Switching nodes is only an emergency solution, the fundamental problem is still to find the service provider. But how to communicate with a good idea. Don't just say “your node hangs”, engineers are most annoyed with this vague description. Prepare a failure report template, every time directly thrown over:

  • Unusual point in time (to the minute)
  • Affected Regions/Operators
  • MTR Complete Routing Diagram
  • Curl test results (with timestamps)
  • Sample customer complaint (after desensitization)
  • I've tested it and found that if you take the data to customer service, the processing speed can be more than three times faster. CDN07 case last week, from the report to solve only 18 minutes - because their engineers take a look at the data to directly locate the Shanghai Mobile peering link problem.

    Long-term solutions have to start from the beginning of the selection to avoid risk. Now choose CDN I must look at three indicators: node redundancy (at least two available nodes in each region), the number of BGP links (to determine the route optimization capabilities), cleaning capacity (do not believe in the theoretical value, to see the performance of the actual attack).
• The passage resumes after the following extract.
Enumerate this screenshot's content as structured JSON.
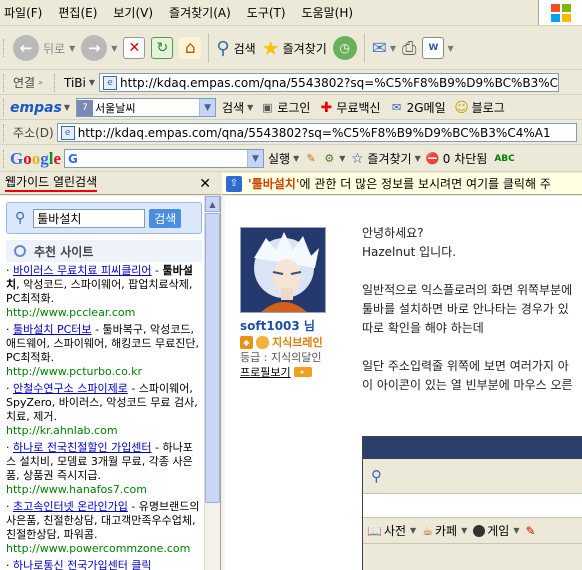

    08Host has done a good job in this area, deploying 3+ nodes in each region, and using different server room providers for different nodes. Even if one server room has a problem, the other nodes can still be covered. Although the price is a little more expensive, but much more cost-effective than the loss of business downtime.

    Here's another tip: Do regular failure drills. Every month, choose a low peak period, manually simulate node failure, to see if the switching process is smooth. Don't wait until something really happens to realize that the standby node is configured with the wrong SSL certificate - I've seen this kind of low-level error more than once.

    Finally, a solid fact: there is no 100% stable CDN. strong as Cloudflare also have downtime. The key is to have a complete disaster recovery system. We are now deploying a three-tier architecture: CDN5 for front-end acceleration and DDoS prevention, CDN07 for global load balancing in the middle, and finally 08Host for backup solutions. Although the cost is a little higher, but in the past two years, we have never caused business interruption due to CDN problems.

    Remember, a high defense CDN isn't just about buying a service and calling it a day. You have to continuously monitor, regularly test, and establish contingency plans. Those who say “buy a high defense to rest easy”, either stupid or bad. Network security is supposed to be a war of attack and defense, today's stable nodes may collapse tomorrow, remain vigilant than anything else.

    The next time you encounter a node pumping, first take a deep breath, and then follow this process: monitoring and positioning → switching nodes → data collection → contact vendors. Do not be in a hurry to blindly change the configuration, once my colleague slipped and cut all the traffic to the standby node, the results of that node is not configured to protect the rules, directly brushed 500G flow ...... that is a real disaster.

    Go check your CDN configuration now. Is there any auto-switching set up? Have the backup nodes been tested? Service provider SLA terms read and understood? These homework usually do not do, the accident can only kneel and beg.